Koestenbaum's book of poems minces memory and culture into titbits to propose a new 'nude' poetics. The collection draws upon his signature themes - stardom, scapegoating, aestheticism, nudism, exaltation - and cuts them into serial strips. Using techniques such as pointillism, mosaic, aphorism, litany and philosophical investigation, the poet trips through a memory theatre whose luminaries range from Yvonne De Carlo to Hannah Arendt and assembles melancholy tesserae into tidily stanzaic sacrificial offerings.
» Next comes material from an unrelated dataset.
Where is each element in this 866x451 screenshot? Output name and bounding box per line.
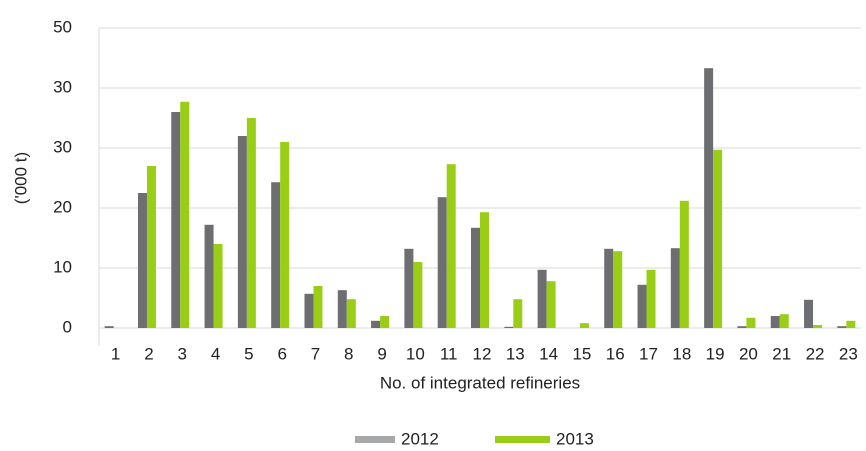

Wayne Koestenbaum's brilliant new collection is like a lurid coloring book of "Fauvist Depravity." Playfully perverse, his poems reinvent the lyrical, satirical barb for our moment. And they're as telling as they are outrageous. Where else could we meet "the Mrs. Robinson of Abstract Expressionism" or experience the joy of biting "the wolfman's wombat ass." This scholar of excess is off the cuff, over the top, and always on the money!
Elaine Equi
Like a desiccated David Markson novel, this addictively readable book of minimalist pop koans welds the body to the page. Strained through dreamspace, refracted by mediaspace and enacted in meatspace, these poems refute stability and certainty, opting instead for the irrefutable vageries of Koestenbaum's exquisitely tuned subjectivity.